Based on the discussion in the parent, and the fact the tests are green here setting it to RTBC. Also checked the "tests only" run in GitLab which gave the expected result.

bramdriesen’s picture

bramdriesen
he/him
Primary language Dutch
Location Belgium 🇧🇪🇪🇺
commented
Title: [D7 backport] Harden user_pass_rehash() against attack » [D7] Harden user_pass_rehash() against attack
mcdruid’s picture

mcdruid commented

The parent has been committed to D10/11 - I think we're okay to commit this to D7 now, but I don't want to commit my own patch/MR.

One tweak I might suggest is to use the word "minimal" instead of "lightweight":

    // Lightweight user objects are sufficient.
    $user = drupal_anonymous_user();

We don't really need to use objects at all as the properties are passed as individual params, but I think I'm happy with the rest of the test.

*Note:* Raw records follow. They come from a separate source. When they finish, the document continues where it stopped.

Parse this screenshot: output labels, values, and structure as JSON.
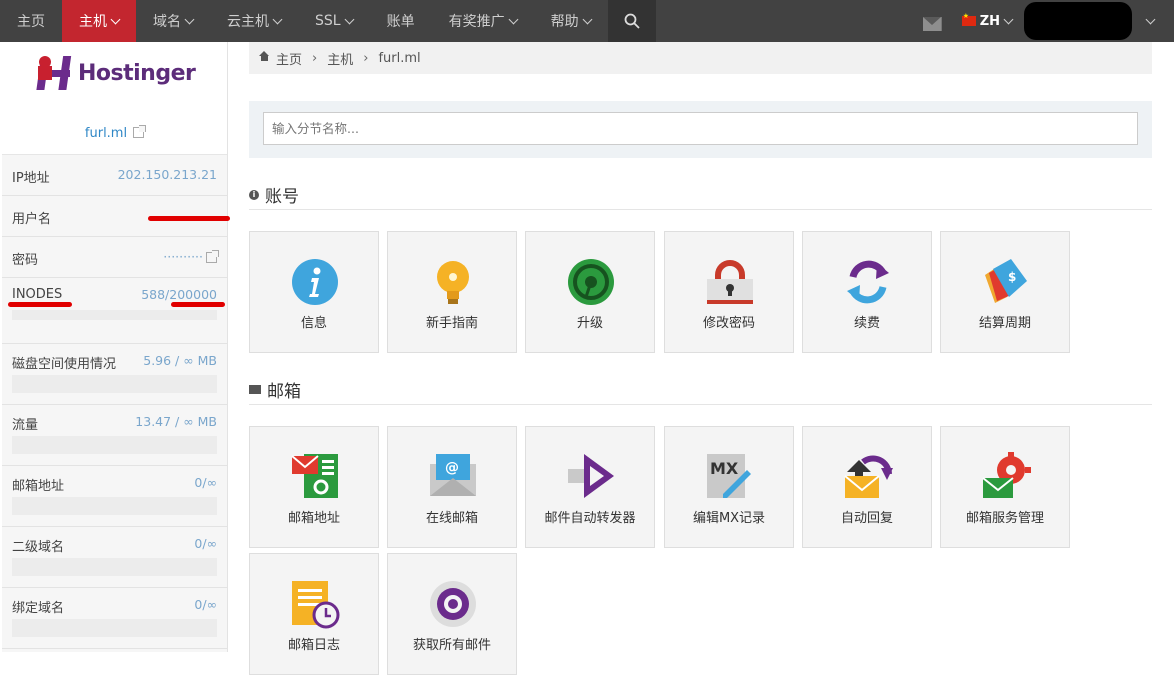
{
  "nav": {
    "items": [
      {
        "label": "主页",
        "caret": false
      },
      {
        "label": "主机",
        "caret": true
      },
      {
        "label": "域名",
        "caret": true
      },
      {
        "label": "云主机",
        "caret": true
      },
      {
        "label": "SSL",
        "caret": true
      },
      {
        "label": "账单",
        "caret": false
      },
      {
        "label": "有奖推广",
        "caret": true
      },
      {
        "label": "帮助",
        "caret": true
      }
    ],
    "lang": "ZH",
    "accent": "#c3262f"
  },
  "sidebar": {
    "logo_text": "Hostinger",
    "domain": "furl.ml",
    "info": [
      {
        "label": "IP地址",
        "value": "202.150.213.21"
      },
      {
        "label": "用户名",
        "value": ""
      },
      {
        "label": "密码",
        "value": "··········"
      }
    ],
    "stats": [
      {
        "label": "INODES",
        "value": "588/200000"
      },
      {
        "label": "磁盘空间使用情况",
        "value": "5.96 / ∞ MB"
      },
      {
        "label": "流量",
        "value": "13.47 / ∞ MB"
      },
      {
        "label": "邮箱地址",
        "value": "0/∞"
      },
      {
        "label": "二级域名",
        "value": "0/∞"
      },
      {
        "label": "绑定域名",
        "value": "0/∞"
      }
    ]
  },
  "breadcrumb": [
    "主页",
    "主机",
    "furl.ml"
  ],
  "search": {
    "placeholder": "输入分节名称..."
  },
  "sections": {
    "account": {
      "title": "账号",
      "tiles": [
        "信息",
        "新手指南",
        "升级",
        "修改密码",
        "续费",
        "结算周期"
      ]
    },
    "email": {
      "title": "邮箱",
      "tiles": [
        "邮箱地址",
        "在线邮箱",
        "邮件自动转发器",
        "编辑MX记录",
        "自动回复",
        "邮箱服务管理",
        "邮箱日志",
        "获取所有邮件"
      ]
    }
  }
}
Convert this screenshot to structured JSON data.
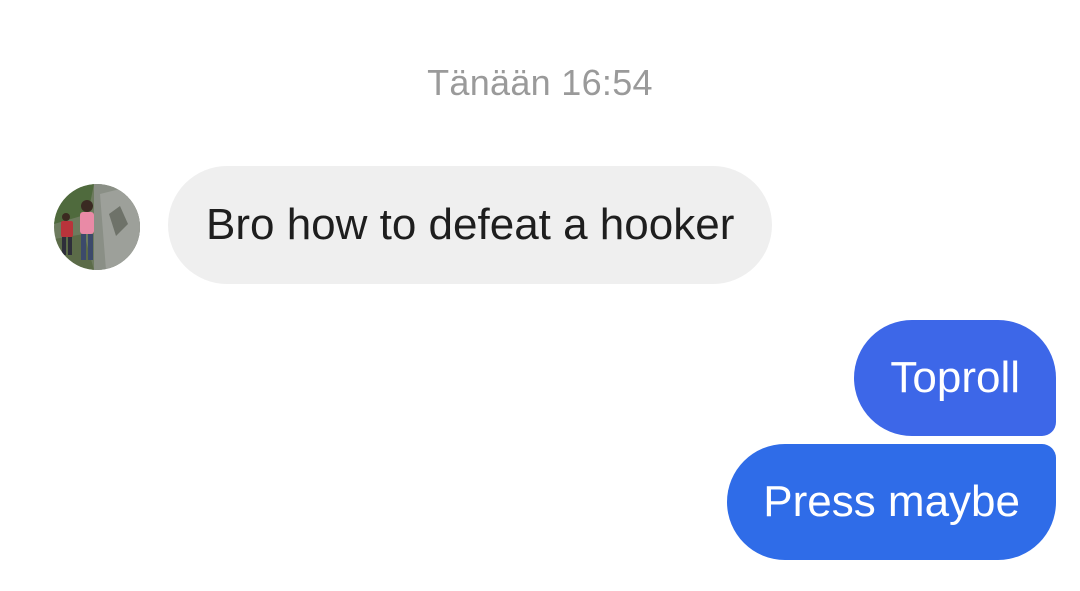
{
  "timestamp": "Tänään 16:54",
  "colors": {
    "incoming_bg": "#efefef",
    "incoming_text": "#1e1e1e",
    "outgoing_bg_top": "#3d67e8",
    "outgoing_bg_bottom": "#2f6ce8",
    "outgoing_text": "#ffffff",
    "timestamp_text": "#9a9a9a"
  },
  "incoming": {
    "avatar_icon": "contact-avatar-photo",
    "messages": [
      {
        "text": "Bro how to defeat a hooker"
      }
    ]
  },
  "outgoing": {
    "messages": [
      {
        "text": "Toproll"
      },
      {
        "text": "Press maybe"
      }
    ]
  }
}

@poker10 are you happy to commit this (perhaps changing the comment as above)?

bramdriesen’s picture

bramdriesen
he/him
Primary language Dutch
Location Belgium 🇧🇪🇪🇺
commented

One tweak I might suggest is to use the word "minimal" instead of "lightweight"

Minimal does sound more correct to me. Or maybe even better to just say "Anonymous user objects are sufficient." or drop the comment as it doesn't add that much value either.

mcdruid’s picture

mcdruid commented

I think my motivation for adding the comment was to avoid anyone (including myself later on) thinking that we needed to add more code / dependencies to the test in order to provide more complete user objects.. per the vintage comment in the API docs which confirms that drupal_anonymous_user() doesn't return a full user object, or invoke hooks etc.. etc..

https://api.drupal.org/api/drupal/includes%21bootstrap.inc/function/drup...

I'd be happy with a tweak to the wording, or for the comment to be removed on commit if we think it's not worth keeping.

  • poker10 committed 03b2efb8 on 7.x 
    Issue #3409043 by mcdruid: [D7] Harden user_pass_rehash() against attack
poker10’s picture

poker10 commented
Status: Reviewed & tested by the community » Fixed

I think the "minimal" word should be OK, so I changed that on commit. I consider that comment helpful (exactly for reasons mentioned in #10), so not removing it. Other than that I think this looks good and code is in line with the D10 commit (also the CRs are practically the same).

Committed this, thanks all!

Status: Fixed » Closed (fixed)

Automatically closed - issue fixed for 2 weeks with no activity.